# bobcat  hydralic oil



## jsmis (Jun 18, 2012)

does anyone use a different brand than bobcat
if so does it work ok


----------



## Vmarsh (Jun 18, 2012)

Not sure of the name but what we use at work isn't bobcat brand. Works fine.


----------



## JpEater (Jun 19, 2012)

You can use any brand oil you like as long as its an "AW" type oil. AW stands for Anti Wear....It comes in AW32, AW46, and AW68. I do mobile equipment repair and work on a ton of Bobcat brand skid steers. I always use AW46 oil. Its the best all season weight. 

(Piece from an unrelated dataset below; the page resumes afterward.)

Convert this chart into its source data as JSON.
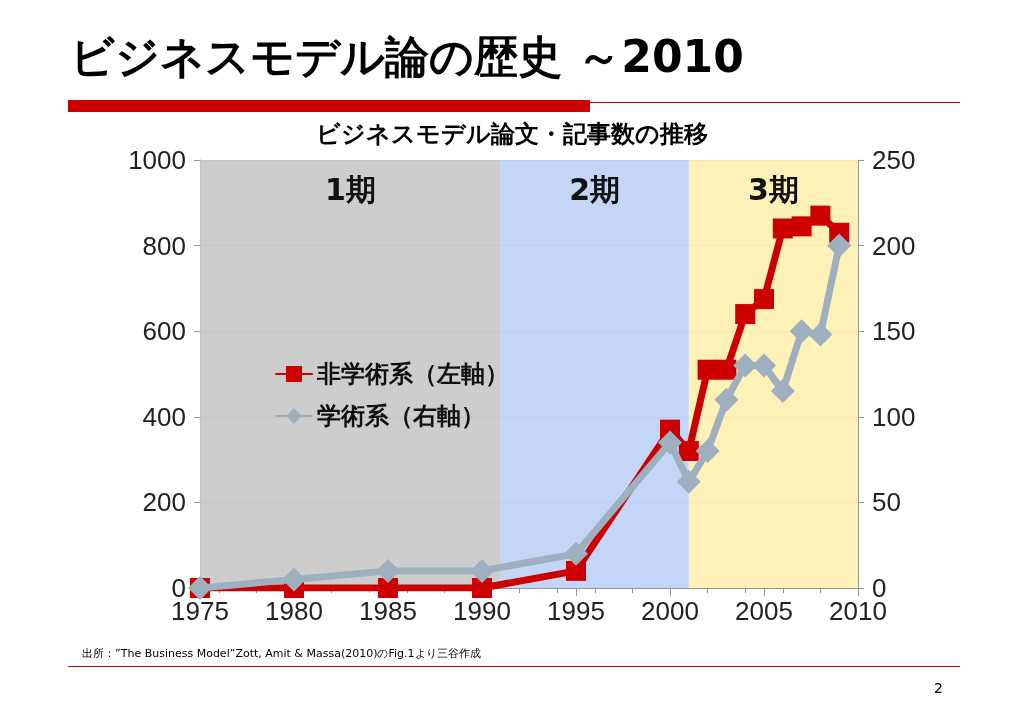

DO NOT use any regular ol' R&O hydraulic oil.... Must use an AW oil.


----------



## jsmis (Jun 20, 2012)

*bobcat hydrolic*

thanks  for the info really helps out


----------



## Vmarsh (Jun 20, 2012)

JpEater said:


> You can use any brand oil you like as long as its an "AW" type oil. AW stands for Anti Wear....It comes in AW32, AW46, and AW68. I do mobile equipment repair and work on a ton of Bobcat brand skid steers. I always use AW46 oil. Its the best all season weight.
> 
> DO NOT use any regular ol' R&O hydraulic oil.... Must use an AW oil.



What are the problems associated with using RO oil?


----------



## JpEater (Jun 21, 2012)

Vmarsh said:


> What are the problems associated with using RO oil?



It will cause premature failure of your hydrostatic drive pumps and your gear pump because it doesn't have anti-wear properties.


----------



## buckshot4:13 (Jul 17, 2012)

What does the owners manual say?  My skid steer takes 10w 30 motor oil for the hydraulics


----------